72nd Cannes Film Festival lineup unveiled
The line-up of the 72nd Cannes Film Festival has been unveiled, with veteran directors Terence Malik and Ken Loach set to present new films.
Several big name former winners head up this year's competition - including British director Ken Loach, who won the Palme d'Or in 2016 for "I, Daniel Blake" which he said at the time would be his final film.
His new offering is no less political than that film was - "Sorry, I missed you" is about freelancers struggling to survive.
Reclusive director Terence Malik is also back, with the story of a German conscientious objector executed by the Nazis in 1943.
However, it's a zombie film that will open the competition, as festival director Thierry Fremaux explains.
Thierry Fremaux attends the Press Conference of the 72nd Cannes International Film Festival (Festival de Cannes) at the UGC Normandie in Paris, France on April 18, 2019. [Photo: Imagine China]

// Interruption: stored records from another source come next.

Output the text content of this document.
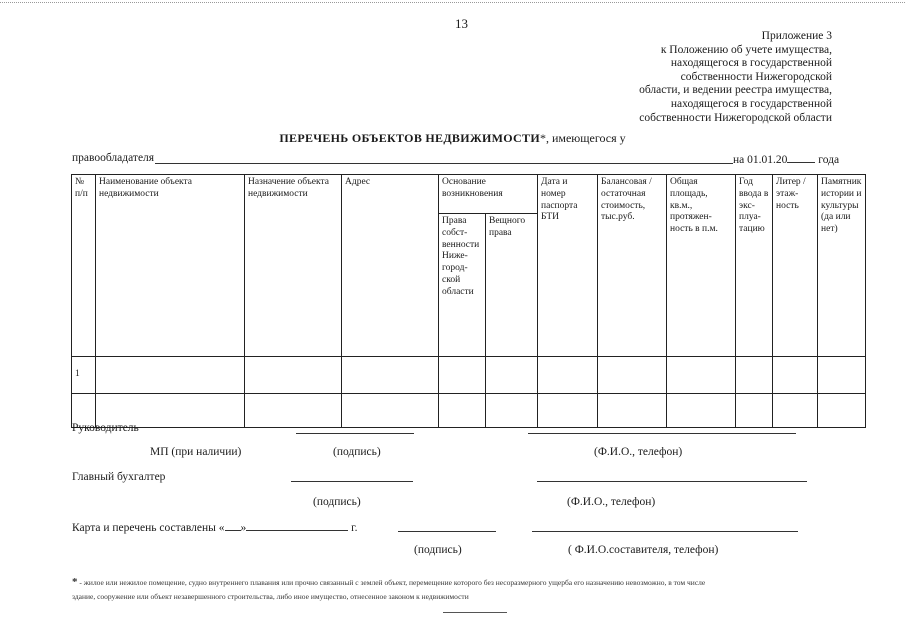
13
Приложение 3
к Положению об учете имущества,
находящегося в государственной
собственности Нижегородской
области, и ведении реестра имущества,
находящегося в государственной
собственности Нижегородской области
ПЕРЕЧЕНЬ ОБЪЕКТОВ НЕДВИЖИМОСТИ*, имеющегося у
правообладателя	на 01.01.20	года
№ п/п	Наименование объекта недвижимости	Назначение объекта недвижимости	Адрес	Основание возникновения		Дата и номер паспорта БТИ	Балансовая / остаточная стоимость, тыс.руб.	Общая площадь, кв.м., протяжен- ность в п.м.	Год ввода в экс- плуа- тацию	Литер / этаж- ность	Памятник истории и культуры (да или нет)
				Права собст- венности Ниже- город- ской области	Вещного права						
1											

Руководитель
МП (при наличии)	(подпись)	(Ф.И.О., телефон)
Главный бухгалтер
(подпись)	(Ф.И.О., телефон)
Карта и перечень составлены « »	г.
(подпись)	( Ф.И.О.составителя, телефон)
* - жилое или нежилое помещение, судно внутреннего плавания или прочно связанный с землей объект, перемещение которого без несоразмерного ущерба его назначению невозможно, в том числе
здание, сооружение или объект незавершенного строительства, либо иное имущество, отнесенное законом к недвижимости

"The opening film is American, it comes to us from New York, from Jim Jarmusch and Universal Studios, a zombie film but an arthouse one, The Dead Don't Die. That will open Cannes this year and be released in France on the same day," says Fremaux.
The festival will be paying homage this year to the French director Agnes Varda, who died recently.
This year's poster is a tribute to her.
Pierre Lescure attends the Press Conference of the 72nd Cannes International Film Festival (Festival de Cannes) at the UGC Normandie in Paris, France on April 18, 2019. [Photo: Imagine China]
"Agnes was the first director of the French New Wave generation and really the only female director of the New Wave, Agnes is the first director to be at the heart of a poster for the 72nd Cannes Film Festival. So she is really a symbol of what the Festival aspires to be, of what it has represented for the past 72 years," says Pierre Lescure, the president of the festival.
Mexican director Alejandro Gonzalez Inarritu will preside this year's jury for the competition, which opens on May 14th.
Thierry Fremaux and Pierre Lescure attend the Press Conference of the 72nd Cannes International Film Festival (Festival de Cannes) at the UGC Normandie in Paris, France on April 18, 2019. [Photo: Imagine China]
But the big question is what's happened to Quentin Tarantino - whose new film "Once Upon A Time in Hollywood" starring Brad Pitt and Leonardo DiCaprio - was expected to be unveiled at Cannes.
The festival team is hinting there could still be room for him if the film can be finished in time.